Aims: Determination of theoretical requirements of an air assistance unit suitable for coconut palm sprayers

Study Design: The principles of displacement of air volume and terminal velocity for calculating air volume requirement and flow velocity respectively.

Place and Duration of Study: Kelappaji College of Agricultural Engineering and Technology, Kerala Agricultural University, Tavanur Malappuram, Kerala and 3 to 6 months.

Methodology: Based on the theoretical calculation of air volume and flow requirements, an Electric Ducted Fan (EDF) was selected for the air-assistance unit. The EDF offers an effective solution to meet the high air velocity requirements while addressing size concerns. Field trials were conducted to optimise the performance parameters of the EDF, including the air velocity at the fan outlet (10, 15 and 17 m‧s-1) and its position relative to the canopy (1, 1.5, and 2 m below the canopy).

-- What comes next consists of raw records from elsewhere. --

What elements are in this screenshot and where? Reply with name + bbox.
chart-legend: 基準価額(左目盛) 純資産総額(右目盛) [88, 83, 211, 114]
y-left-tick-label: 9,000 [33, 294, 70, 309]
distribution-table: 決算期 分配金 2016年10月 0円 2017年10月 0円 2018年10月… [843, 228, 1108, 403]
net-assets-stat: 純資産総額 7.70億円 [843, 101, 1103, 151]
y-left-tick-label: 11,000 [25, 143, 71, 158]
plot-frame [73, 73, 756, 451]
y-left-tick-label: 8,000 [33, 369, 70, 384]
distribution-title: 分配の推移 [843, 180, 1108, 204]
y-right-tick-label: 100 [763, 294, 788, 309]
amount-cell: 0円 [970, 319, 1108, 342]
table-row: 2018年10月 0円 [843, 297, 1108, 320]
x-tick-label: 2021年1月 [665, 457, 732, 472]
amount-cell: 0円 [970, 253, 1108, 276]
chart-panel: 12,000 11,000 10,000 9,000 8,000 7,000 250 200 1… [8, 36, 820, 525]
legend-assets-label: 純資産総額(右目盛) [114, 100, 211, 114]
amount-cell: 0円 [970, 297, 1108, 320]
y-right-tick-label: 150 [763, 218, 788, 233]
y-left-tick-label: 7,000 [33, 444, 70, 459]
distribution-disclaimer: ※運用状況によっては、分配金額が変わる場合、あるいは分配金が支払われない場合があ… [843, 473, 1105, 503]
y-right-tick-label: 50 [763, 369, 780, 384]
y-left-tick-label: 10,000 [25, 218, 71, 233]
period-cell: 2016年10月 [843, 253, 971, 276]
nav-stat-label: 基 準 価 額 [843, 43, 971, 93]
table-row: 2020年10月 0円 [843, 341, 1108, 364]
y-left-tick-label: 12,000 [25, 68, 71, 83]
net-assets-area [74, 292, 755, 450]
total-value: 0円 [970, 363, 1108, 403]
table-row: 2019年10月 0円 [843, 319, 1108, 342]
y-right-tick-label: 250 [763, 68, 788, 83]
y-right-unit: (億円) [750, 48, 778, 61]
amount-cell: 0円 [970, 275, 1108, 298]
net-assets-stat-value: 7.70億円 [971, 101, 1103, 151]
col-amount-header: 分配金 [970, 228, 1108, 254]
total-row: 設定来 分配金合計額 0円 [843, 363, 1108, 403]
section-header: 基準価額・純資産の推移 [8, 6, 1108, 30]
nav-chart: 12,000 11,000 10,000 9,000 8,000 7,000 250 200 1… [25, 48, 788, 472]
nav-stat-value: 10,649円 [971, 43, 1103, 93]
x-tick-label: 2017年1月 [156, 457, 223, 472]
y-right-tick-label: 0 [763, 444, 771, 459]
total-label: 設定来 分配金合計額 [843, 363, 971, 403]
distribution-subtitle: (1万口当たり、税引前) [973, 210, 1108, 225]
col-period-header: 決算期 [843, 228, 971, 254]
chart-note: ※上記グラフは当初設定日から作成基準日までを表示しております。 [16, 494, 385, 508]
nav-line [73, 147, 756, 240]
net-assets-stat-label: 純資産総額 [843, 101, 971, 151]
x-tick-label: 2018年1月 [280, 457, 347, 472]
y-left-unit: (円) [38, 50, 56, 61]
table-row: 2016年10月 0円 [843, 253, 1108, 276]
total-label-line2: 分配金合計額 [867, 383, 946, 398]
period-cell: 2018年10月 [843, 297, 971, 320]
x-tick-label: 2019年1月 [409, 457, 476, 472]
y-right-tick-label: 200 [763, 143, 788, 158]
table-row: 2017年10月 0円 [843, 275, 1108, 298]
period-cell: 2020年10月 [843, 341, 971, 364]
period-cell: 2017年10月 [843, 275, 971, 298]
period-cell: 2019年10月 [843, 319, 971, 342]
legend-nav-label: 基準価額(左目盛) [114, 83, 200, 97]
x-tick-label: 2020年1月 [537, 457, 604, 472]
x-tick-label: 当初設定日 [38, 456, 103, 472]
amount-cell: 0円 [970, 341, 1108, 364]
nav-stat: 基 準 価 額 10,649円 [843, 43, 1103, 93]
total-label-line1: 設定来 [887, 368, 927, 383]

Results: The airflow from the EDF effectively reached the top of the canopy, overcoming the challenge of delivering spray droplets to elevated heights in a vertical crop canopy. The adoption of EDF as air assistance unit, addresses the size and weight limitations by providing a higher weight-to-thrust ratio. However, droplet deposition and coverage were found to decrease with increasing spray distance. Operating the sprayer too close to the canopy cause the droplet coalescence, leading to the formation of larger droplets that dripped onto the ground. Over-spraying was more likely when the EDF was positioned too close to the canopy (1 m) at high speed (17 m‧s⁻¹), whereas under-spraying occurred when the EDF was placed too far away (2 m). Further studies are recommended to provide a more comprehensive understanding of airflow velocity trajectories within the canopy when spraying in vertical direction against gravity.

Conclusion: Optimal spray deposition and coverage were achieved when the EDF operated at an airflow velocity of 17 m‧s⁻¹ and was positioned 1.5 m below the crop canopy.